Govt to compensate depositors if cooperative assets fall short

Kathmandu, July 14: The government has enacted the Cooperative (First Amendment) Act, 2026 BS (2083), introducing sweeping reforms aimed at resolving the long-standing crisis in the cooperative sector, including financial mismanagement, embezzlement of depositors’ funds and weak regulation.

The amended law gives greater authority and autonomy to the National Cooperative Regulatory Authority to oversee savings and credit cooperatives more effectively.

Under the new provisions, all cooperatives primarily engaged in savings and credit transactions must obtain an operating licence from the authority and renew it annually.

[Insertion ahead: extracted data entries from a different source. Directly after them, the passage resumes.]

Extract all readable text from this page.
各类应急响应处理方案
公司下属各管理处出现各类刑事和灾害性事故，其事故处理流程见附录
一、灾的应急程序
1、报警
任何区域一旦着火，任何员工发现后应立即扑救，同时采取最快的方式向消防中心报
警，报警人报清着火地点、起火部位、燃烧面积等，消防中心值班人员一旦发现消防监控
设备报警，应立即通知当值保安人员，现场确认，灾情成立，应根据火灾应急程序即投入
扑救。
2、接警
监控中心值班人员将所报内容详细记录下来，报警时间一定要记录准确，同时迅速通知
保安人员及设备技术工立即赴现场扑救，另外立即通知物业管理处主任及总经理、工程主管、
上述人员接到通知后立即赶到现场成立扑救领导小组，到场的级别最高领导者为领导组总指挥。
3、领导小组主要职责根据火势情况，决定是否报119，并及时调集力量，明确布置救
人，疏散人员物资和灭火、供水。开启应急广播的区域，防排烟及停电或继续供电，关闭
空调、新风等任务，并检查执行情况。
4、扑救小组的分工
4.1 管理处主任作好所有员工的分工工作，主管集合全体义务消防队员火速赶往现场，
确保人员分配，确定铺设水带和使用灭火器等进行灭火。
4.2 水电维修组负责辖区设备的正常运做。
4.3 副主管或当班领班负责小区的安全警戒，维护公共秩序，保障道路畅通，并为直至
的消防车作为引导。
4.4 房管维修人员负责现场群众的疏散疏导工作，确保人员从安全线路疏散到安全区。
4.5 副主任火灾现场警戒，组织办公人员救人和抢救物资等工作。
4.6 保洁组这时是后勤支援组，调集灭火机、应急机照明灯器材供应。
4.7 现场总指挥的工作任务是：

Institutions that fail to obtain a licence within one year of the law coming into effect, or violate regulatory directives, risk having their licences suspended and operations halted.

The amendment also broadens the legal definition of “family” and “relatives” to prevent those accused of embezzling cooperative funds from hiding assets under the names of close associates. The expanded definition now covers a wider circle of relatives, including uncles, maternal uncles, sons-in-law, brothers-in-law, sisters-in-law and even separated in-laws, allowing authorities to freeze and recover assets transferred to them.

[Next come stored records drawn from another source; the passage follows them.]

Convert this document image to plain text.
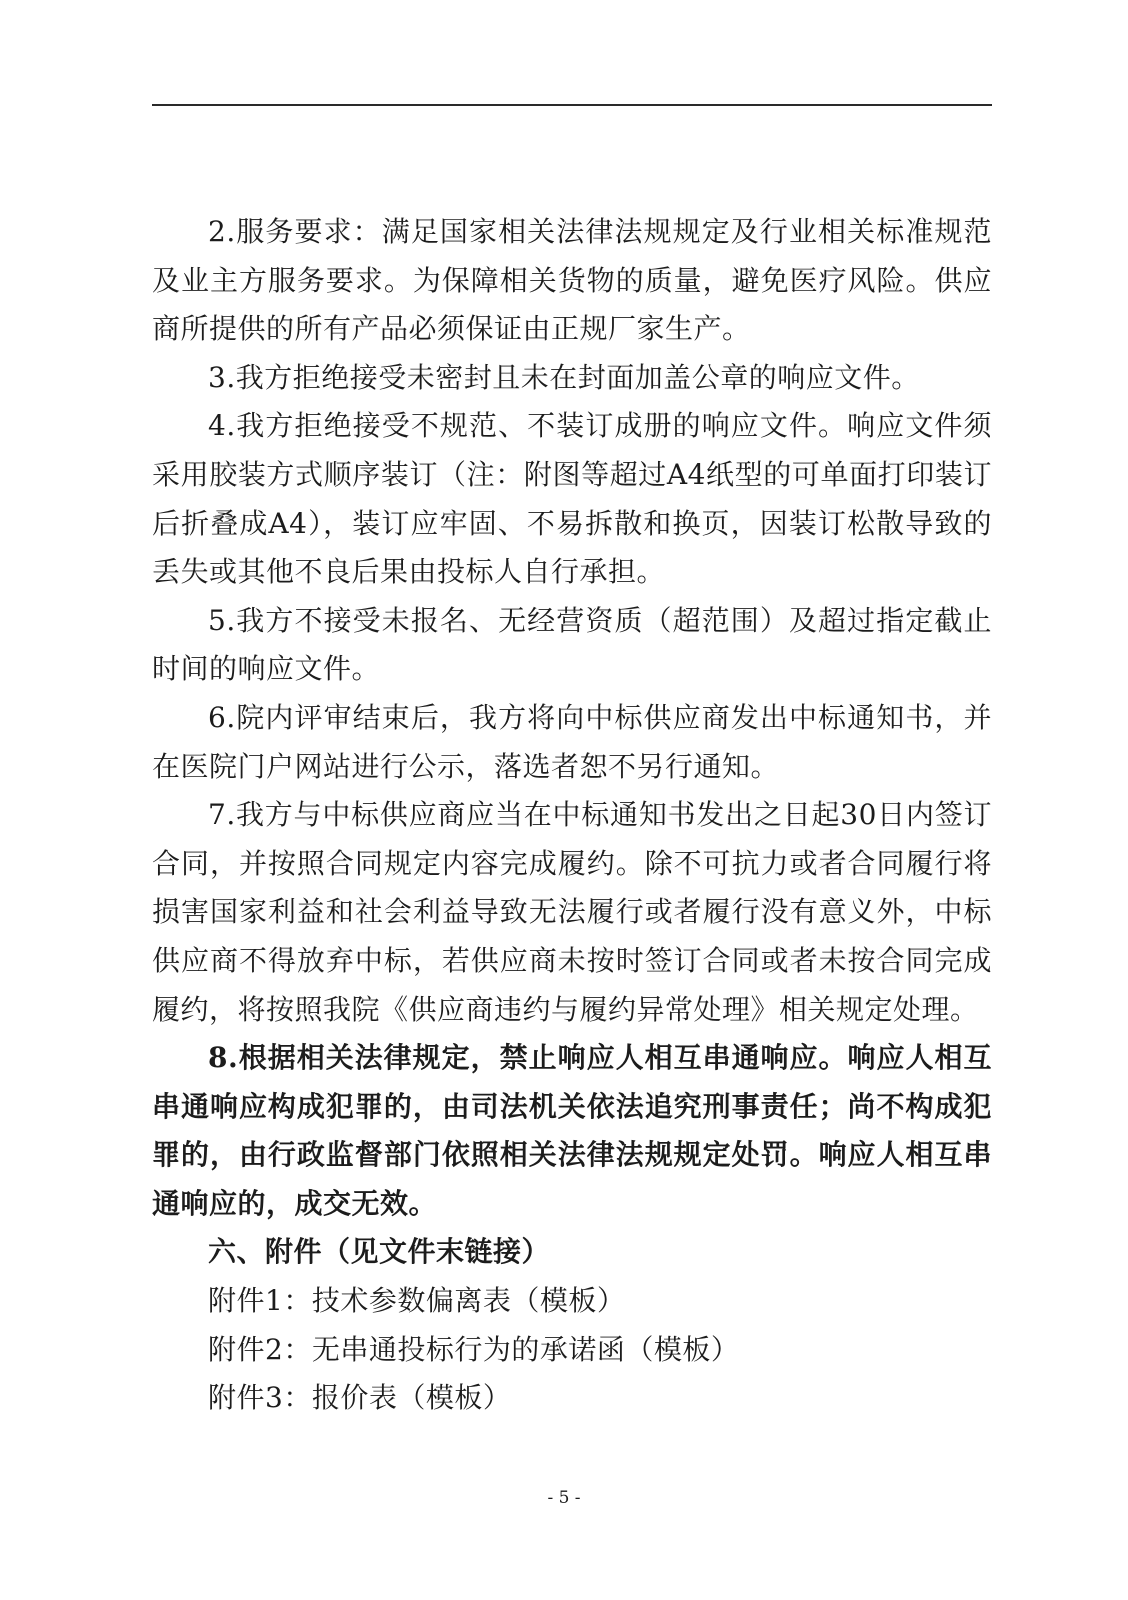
2.服务要求：满足国家相关法律法规规定及行业相关标准规范及业主方服务要求。为保障相关货物的质量，避免医疗风险。供应商所提供的所有产品必须保证由正规厂家生产。

3.我方拒绝接受未密封且未在封面加盖公章的响应文件。

4.我方拒绝接受不规范、不装订成册的响应文件。响应文件须采用胶装方式顺序装订（注：附图等超过A4纸型的可单面打印装订后折叠成A4），装订应牢固、不易拆散和换页，因装订松散导致的丢失或其他不良后果由投标人自行承担。

5.我方不接受未报名、无经营资质（超范围）及超过指定截止时间的响应文件。

6.院内评审结束后，我方将向中标供应商发出中标通知书，并在医院门户网站进行公示，落选者恕不另行通知。

7.我方与中标供应商应当在中标通知书发出之日起30日内签订合同，并按照合同规定内容完成履约。除不可抗力或者合同履行将损害国家利益和社会利益导致无法履行或者履行没有意义外，中标供应商不得放弃中标，若供应商未按时签订合同或者未按合同完成履约，将按照我院《供应商违约与履约异常处理》相关规定处理。

8.根据相关法律规定，禁止响应人相互串通响应。响应人相互串通响应构成犯罪的，由司法机关依法追究刑事责任；尚不构成犯罪的，由行政监督部门依照相关法律法规规定处罚。响应人相互串通响应的，成交无效。

六、附件（见文件末链接）

附件1：技术参数偏离表（模板）

附件2：无串通投标行为的承诺函（模板）

附件3：报价表（模板）

- 5 -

Even before a cooperative is officially declared troubled, the registrar or regulatory authority can now freeze the movable and immovable assets, bank accounts and shares of directors, managers, borrowers and former officials suspected of involvement in financial misconduct. The law also authorises authorities to impose travel bans on such individuals.

To provide immediate relief to depositors affected by the collapse of troubled cooperatives, the government will establish a revolving relief fund under a management committee. The fund will be financed through government allocations, recoveries from the assets of troubled cooperatives and other sources.

Significantly, the law allows the government to provide additional funds if the assets of a troubled cooperative are insufficient to fully reimburse depositors.

The fund will operate through a separate account at a Class A commercial bank and will not lapse at the end of the fiscal year. It can be used only for refunding depositors’ savings.

The amended law also prohibits district, provincial and central-level cooperative unions from directly conducting savings and credit businesses. Existing unions engaged in such activities have been given a three-year transition period to either merge or integrate with an existing cooperative bank.

The law further requires cooperatives to base lending rates on the reference interest rate and caps penalty charges at no more than five per cent of the outstanding interest due, providing some relief to borrowers.

The amendment is regarded as the government’s toughest legal intervention in the cooperative sector to date. With provisions allowing asset freezes, travel restrictions and, when necessary, police assistance to bring suspects before authorities, the law is intended to strengthen accountability and improve protection for depositors.